3. The multi-source solid waste backfill slurry as described in claim 2, characterized in that, The defoamer comprises organosilicon and tributyl phosphate; the mass ratio of the organosilicon and the tributyl phosphate is 1:
2.
4. The multi-source solid waste backfill slurry as described in claim 1, characterized in that, The tailings have a particle size of ≤2.5mm.
5. The multi-source solid waste backfill slurry as described in claim 1, characterized in that, The mass percentage of components with a particle size ≤ 4.75 mm in the gasification slag is higher than 98%.

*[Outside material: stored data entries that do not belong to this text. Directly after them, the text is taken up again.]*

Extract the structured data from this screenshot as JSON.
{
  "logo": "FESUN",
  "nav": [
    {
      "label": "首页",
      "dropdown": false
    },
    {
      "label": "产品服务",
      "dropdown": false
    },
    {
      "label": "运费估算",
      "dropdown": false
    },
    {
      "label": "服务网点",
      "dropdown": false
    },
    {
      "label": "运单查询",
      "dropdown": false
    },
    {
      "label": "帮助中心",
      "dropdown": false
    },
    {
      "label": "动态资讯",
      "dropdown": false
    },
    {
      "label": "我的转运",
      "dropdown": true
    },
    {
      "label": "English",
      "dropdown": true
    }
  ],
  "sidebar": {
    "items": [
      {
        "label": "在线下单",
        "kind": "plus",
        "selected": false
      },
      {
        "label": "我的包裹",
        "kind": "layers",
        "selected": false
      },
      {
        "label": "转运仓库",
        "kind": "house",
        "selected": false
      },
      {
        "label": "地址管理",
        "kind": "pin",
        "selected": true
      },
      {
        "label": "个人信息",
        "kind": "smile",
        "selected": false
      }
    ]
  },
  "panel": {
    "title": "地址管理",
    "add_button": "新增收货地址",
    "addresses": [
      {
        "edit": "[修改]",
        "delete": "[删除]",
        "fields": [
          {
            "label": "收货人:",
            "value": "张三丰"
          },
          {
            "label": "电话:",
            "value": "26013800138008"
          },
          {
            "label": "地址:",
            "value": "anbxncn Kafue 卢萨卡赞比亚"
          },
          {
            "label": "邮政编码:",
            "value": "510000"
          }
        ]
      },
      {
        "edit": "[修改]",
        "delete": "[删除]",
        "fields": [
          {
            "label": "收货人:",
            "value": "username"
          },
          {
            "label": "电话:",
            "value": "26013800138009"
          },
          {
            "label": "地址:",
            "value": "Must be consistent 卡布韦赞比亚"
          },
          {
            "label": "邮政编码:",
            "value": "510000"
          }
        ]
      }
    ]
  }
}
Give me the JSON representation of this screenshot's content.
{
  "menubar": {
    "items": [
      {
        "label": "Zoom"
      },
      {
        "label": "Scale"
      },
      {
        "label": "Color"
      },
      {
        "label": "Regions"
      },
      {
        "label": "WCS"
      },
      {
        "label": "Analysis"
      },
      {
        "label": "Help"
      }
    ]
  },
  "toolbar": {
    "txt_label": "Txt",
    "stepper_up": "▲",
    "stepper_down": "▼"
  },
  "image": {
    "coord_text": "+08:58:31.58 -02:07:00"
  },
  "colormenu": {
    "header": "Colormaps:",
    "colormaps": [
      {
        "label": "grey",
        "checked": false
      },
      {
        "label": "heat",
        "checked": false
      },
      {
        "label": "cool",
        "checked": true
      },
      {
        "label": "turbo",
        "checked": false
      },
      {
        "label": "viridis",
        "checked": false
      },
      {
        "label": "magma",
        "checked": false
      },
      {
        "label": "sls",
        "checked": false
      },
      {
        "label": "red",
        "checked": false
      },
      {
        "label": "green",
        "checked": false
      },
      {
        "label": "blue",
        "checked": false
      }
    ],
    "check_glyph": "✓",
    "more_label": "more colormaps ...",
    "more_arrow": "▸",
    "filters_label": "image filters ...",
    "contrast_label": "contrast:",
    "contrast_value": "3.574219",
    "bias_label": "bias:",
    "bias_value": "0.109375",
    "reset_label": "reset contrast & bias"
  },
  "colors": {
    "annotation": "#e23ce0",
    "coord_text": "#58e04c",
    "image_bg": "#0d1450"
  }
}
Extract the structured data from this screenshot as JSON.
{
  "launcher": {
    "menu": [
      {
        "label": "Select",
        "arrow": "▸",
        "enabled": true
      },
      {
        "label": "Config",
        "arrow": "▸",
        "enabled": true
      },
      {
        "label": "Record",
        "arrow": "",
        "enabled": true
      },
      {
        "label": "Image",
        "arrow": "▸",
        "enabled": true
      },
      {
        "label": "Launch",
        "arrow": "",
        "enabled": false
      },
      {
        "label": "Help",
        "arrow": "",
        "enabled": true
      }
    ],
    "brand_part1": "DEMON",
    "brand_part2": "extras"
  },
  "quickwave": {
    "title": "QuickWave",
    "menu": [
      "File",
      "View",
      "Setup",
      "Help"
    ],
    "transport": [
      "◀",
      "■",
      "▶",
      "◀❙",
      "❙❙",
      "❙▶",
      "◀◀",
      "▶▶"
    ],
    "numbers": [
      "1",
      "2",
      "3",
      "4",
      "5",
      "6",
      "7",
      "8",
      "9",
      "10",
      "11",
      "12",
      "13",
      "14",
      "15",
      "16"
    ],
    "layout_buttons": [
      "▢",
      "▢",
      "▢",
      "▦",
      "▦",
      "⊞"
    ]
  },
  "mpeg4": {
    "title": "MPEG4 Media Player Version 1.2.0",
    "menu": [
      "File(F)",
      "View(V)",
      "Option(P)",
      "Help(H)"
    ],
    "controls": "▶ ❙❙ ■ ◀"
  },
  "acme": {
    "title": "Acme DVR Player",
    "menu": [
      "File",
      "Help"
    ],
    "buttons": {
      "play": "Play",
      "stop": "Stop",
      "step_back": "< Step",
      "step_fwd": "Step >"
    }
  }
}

6. The method for preparing multi-source solid waste backfill slurry according to any one of claims 1-5, characterized in that, Includes the following steps: After uniformly mixing the multi-source solid waste material, water-based epoxy resin, curing agent, water-based acrylic resin and polyacrylic acid, water is added to make the mass concentration of the multi-source solid waste filling slurry 69-76%, and the mixture is stirred evenly to obtain the multi-source solid waste filling slurry. And / or, after uniformly mixing the multi-source solid waste material, water-based epoxy resin, curing agent, water-based acrylic resin, polyacrylic acid and defoamer, water is added to the mass concentration of the multi-source solid waste filling slurry to 69-76%, and the mixture is stirred evenly to obtain the multi-source solid waste filling slurry.
7. The application of the multi-source solid waste backfill slurry as described in any one of claims 1-5 in mine backfilling.